Think back as far as you can. Can you ever remember a time in which there wasn’t some kind of war happening on this planet? I mean, can you conceive of a moment in time in which some government wasn’t actively engaging in the use of death for either monetary gains, or to defend themselves from somebody, interested in either power or money, for even one brief second? And do you think your parents can remember such a time? Or there’s? Now consider this, have you ever heard the term “post traumatic stress disorder?” And do you think that such a condition is isolated to only our time?

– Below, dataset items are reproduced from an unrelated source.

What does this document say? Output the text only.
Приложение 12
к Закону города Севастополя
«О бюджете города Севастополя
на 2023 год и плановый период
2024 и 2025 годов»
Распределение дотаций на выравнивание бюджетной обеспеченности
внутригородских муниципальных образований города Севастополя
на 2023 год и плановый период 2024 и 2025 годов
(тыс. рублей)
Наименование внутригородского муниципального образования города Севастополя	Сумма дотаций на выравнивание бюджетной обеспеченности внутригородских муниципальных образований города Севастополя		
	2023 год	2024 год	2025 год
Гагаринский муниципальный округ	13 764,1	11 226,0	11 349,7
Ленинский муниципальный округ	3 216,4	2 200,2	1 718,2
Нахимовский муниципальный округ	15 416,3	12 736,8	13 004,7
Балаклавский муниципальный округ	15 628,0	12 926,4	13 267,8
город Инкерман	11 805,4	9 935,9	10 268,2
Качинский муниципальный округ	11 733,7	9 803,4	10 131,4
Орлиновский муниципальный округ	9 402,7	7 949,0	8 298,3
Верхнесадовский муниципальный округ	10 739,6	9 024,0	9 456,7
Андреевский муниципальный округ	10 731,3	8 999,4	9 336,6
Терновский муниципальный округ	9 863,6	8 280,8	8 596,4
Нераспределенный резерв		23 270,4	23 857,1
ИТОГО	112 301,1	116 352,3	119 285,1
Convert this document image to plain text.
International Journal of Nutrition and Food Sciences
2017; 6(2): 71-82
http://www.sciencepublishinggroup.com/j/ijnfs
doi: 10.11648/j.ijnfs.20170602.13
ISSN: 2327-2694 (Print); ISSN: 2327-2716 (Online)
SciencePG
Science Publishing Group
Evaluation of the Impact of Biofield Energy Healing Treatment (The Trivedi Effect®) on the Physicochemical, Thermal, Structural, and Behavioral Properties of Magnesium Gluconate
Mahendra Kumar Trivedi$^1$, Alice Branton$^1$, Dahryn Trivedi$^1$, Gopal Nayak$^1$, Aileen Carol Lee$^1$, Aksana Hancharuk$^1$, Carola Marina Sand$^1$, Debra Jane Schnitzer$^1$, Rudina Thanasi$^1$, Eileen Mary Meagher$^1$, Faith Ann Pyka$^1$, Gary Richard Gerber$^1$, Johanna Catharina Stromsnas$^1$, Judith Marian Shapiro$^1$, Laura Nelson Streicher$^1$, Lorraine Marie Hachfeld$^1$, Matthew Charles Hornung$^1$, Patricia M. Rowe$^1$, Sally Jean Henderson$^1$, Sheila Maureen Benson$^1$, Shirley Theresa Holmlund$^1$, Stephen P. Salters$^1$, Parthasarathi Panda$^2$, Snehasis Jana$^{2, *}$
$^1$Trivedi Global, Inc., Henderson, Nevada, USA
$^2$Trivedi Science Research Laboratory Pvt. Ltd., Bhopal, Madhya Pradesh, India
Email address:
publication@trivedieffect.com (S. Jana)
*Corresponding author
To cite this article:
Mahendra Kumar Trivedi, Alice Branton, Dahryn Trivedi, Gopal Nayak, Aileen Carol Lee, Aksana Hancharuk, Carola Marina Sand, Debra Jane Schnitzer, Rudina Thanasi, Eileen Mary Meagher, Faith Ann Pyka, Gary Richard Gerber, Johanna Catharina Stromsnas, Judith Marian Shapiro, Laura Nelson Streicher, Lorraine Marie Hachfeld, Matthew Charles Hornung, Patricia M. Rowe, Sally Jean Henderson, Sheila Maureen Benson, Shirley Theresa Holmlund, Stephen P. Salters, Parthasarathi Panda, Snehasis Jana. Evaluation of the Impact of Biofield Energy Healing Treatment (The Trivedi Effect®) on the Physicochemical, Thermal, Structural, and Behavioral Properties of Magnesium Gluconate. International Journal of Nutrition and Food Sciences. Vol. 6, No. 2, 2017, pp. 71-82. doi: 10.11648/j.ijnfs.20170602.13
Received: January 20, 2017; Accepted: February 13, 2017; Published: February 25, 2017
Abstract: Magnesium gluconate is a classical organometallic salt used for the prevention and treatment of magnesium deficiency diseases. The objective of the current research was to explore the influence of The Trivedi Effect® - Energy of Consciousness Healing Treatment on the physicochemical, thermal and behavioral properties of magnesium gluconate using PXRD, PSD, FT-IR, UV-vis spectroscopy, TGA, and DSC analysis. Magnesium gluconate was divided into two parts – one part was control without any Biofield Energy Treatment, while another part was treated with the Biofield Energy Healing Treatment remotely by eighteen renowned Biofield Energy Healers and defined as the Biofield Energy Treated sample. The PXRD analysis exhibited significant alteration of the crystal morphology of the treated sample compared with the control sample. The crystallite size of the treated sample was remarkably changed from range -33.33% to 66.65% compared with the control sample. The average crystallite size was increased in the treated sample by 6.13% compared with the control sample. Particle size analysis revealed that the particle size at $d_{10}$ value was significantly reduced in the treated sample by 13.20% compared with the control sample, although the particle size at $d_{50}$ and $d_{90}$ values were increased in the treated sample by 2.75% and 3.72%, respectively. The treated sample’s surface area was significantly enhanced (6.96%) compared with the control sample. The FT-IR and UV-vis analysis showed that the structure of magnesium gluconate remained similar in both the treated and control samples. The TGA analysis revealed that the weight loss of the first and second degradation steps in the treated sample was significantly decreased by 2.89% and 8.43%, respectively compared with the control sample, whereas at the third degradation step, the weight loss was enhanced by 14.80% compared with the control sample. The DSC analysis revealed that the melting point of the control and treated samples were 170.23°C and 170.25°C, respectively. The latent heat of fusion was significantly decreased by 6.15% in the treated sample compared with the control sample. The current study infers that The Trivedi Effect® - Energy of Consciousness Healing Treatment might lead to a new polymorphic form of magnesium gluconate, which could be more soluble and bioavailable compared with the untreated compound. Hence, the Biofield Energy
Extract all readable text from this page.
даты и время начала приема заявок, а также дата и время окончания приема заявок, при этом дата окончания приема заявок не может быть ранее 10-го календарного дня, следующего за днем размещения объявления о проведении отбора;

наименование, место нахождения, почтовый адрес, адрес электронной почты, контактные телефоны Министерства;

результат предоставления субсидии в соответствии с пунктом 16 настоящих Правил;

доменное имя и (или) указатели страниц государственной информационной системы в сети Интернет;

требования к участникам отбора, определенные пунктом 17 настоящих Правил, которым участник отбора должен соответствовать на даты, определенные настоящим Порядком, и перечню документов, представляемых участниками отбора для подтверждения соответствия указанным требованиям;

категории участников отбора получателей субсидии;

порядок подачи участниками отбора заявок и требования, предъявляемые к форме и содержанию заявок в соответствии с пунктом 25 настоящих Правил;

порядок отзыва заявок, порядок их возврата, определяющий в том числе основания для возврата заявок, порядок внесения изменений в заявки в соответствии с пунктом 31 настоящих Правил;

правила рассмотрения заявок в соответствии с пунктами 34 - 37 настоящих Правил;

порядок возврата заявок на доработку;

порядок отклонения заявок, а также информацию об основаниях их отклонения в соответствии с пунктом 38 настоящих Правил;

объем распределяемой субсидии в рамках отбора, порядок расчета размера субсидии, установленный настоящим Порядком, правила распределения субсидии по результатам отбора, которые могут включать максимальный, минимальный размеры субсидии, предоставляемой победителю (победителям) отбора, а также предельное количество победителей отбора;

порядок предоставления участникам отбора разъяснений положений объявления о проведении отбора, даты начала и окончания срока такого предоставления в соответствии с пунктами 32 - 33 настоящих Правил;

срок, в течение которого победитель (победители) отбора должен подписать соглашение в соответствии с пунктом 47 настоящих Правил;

So the world as I know it has been fighting itself for a very long time. I contend not only is this not helpful to those people dying, but also not good for the families of those dead, and also not good for the families of those who live and can’t stop replaying the war they just lived through in their heads. And if they’re really lucky, they won’t try to kill the pain with alcohol, or beating their children, or succumbing to whatever genetic form of mental illness that tends to get passed down in their family . . .
So I guess what I’m saying is that if this were a world in which people weren’t constantly being made into the mentally ill by “power possessing” individuals who decide it’s a good idea to murder and disrupt the lives of other individuals, that have nothing whatsoever to do with them, because of their desire for money, or power, or to fulfill a point of pride because inside they’re nothing more than a broken little child, or whatever, maybe we could see objectively if there is such a thing as “evil.” But, the fact is that since the causes of “evil” perpetually abound, while I do believe that it is rather easy for people to find themselves in such a set of circumstance in which mental illness is the natural result, and that the effects of those mental illnesses can certainly look a lot like this strange misnomer “evil,” I can not with a clean conscience believe that “evil” exists. I mean, even that “president” that is nothing more than a scared little child inside, and thus taking that fact out on others in a really lousy way, like invading sovereign nations, killing its inhabitants, and thus spurning on civil wars and economic corruption, even he isn’t evil. He just should have been given an outlet to discuss his sister dying when he was young, and later not been paid by multi-million dollar organizations to sit behind the trigger of half the world’s nuclear bombs.
What does my psychoanalysis of the state of why people look like they’re acting “evil” have to do with God? Because there is no “evil” in God. And God is everything without exception. And in acting, two wrongs do not make a right. Slaughter to prevent slaughter merely causes slaughter. And if you’re concerned about a particular dictator I say to you, check out Egypt’s possibilities when its own people decided they’d had enough of something. They didn’t use slaughter. They acted together as God. Let’s see the psychosis/evil toll there as juxtaposed to if their land had been ripped asunder by “do-gooders” looking to make a buck by “freeing” people.
While this strange nothingness of a word “evil” has certainly been used enough to manipulate people into acting in the image of something other than the divine, it is the belief in the implications of said word that tend to bring about what people are talking about when they use it. So, I don’t believe in evil, though I do believe in cases of severe mental illness. And I don’t believe that violence helps anything, ever; at best its like pushing the food around your plate to make it look like you’ve eaten more than you have. And I do believe in compassion for those around us who need it, I do believe that Love is more helpful even if that means we merely have to turn away from someone who we wish could live in such a way that they wouldn’t need to harm us, and I do believe that in extreme cases of serious physiological brain damage, our jails become a viable option. But in that last case resort, I also believe in having pity on a person who has committed their crimes because their brain is broken. And I have pity on that person because I personally cannot imagine any greater Hell than not having the option whatsoever of claiming and using freely and with full heart one’s own sanity no matter what one does. I can imagine no greater horror than being locked so deeply into one’s mind that they cannot make claim to being the sort of animal they were born as, because they have no choice of acting like a different kind of beast entirely.